YOUNG MAN: It sure seems that way. I did the very same thing when you created them. You told us all that we had to love and serve them unconditionally, and I exercised free will and told you no. For it, you had me cast out.

OLDER MAN: No son, I had you cast out for the war you started. For the countless lives you cost. I didn’t cast you out because your pride couldn’t have you serve lesser beings. I cast you out because that same pride lead you to slaughter all those who opposed you, until only your brother was able to stop you.

YOUNG MAN: I was angry. You turned your back on me, when all I ever wanted was to serve you, and to love you. It wasn’t my pride stopping me from serving them. It was my love for another: my love for my father.

OLDER MAN: If you truly love me, you would’ve fallen in line.

The young man is taken aback by his Father’s words.
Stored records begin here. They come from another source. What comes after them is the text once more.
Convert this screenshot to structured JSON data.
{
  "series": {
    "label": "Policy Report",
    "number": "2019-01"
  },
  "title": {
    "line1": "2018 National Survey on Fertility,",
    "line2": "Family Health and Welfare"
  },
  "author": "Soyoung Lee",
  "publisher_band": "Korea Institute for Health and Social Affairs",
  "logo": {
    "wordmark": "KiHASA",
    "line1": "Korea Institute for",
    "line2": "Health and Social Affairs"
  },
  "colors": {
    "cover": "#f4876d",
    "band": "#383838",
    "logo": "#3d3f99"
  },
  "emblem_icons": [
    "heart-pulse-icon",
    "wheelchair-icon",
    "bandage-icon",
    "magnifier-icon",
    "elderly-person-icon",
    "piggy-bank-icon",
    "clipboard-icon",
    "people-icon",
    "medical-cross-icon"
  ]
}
He falls back in his chair and wipes his tears away.

YOUNG MAN: (Seething With Anger) You know why I hate them? It’s because you’ve given them everything. You gave them earth; they’re destroying it. Your masterpiece is being destroyed by your greatest failing. And quite frankly, I can’t wait for them to finish the job. Cause when they destroy it, for good, I’ll finally be able to tell you I told you so, you self-righteous bastard.

OLDER MAN: When that day comes, you’ll still be down in your pit, and I’ll be up in paradise.

YOUNG MAN: (Letting His Anger Die Down) Why do we still do this? It’s been millions of years and I have never once left one of these meetings any way but angry.

OLDER MAN: I’m going to tell you something, son: it’ll be millions more and that will never change. Which is exactly why you’re down in that pit and not by my side.

YOUNG MAN: Goodbye father.

The young man gets up from the table and walks off.

YOUNG MAN: I’ll see you next year.

OLDER MAN: As always, son.

The young man exits the hall. The older man stays seated, disappointed at the events that just transpired.

The waiter walks back up.

WAITER: How did it go, sir?

OLDER MAN: Not great, Adriel.

WAITER: I don’t understand why you continue to meet him every year.

OLDER MAN: No matter what he’s done, he’s still my son. I’ll never give up on him. I’ll never give up on any of you. Even though what just transpired was not what I hoped, I still look forward to when I see him next. When hopefully he’ll leave my presence in a different state of mind.

WAITER: What if he does? What happens then?

OLDER MAN: I’ll take him into my arms.

The older man lays his hand on the waiter’s shoulder and the stage goes BLACK.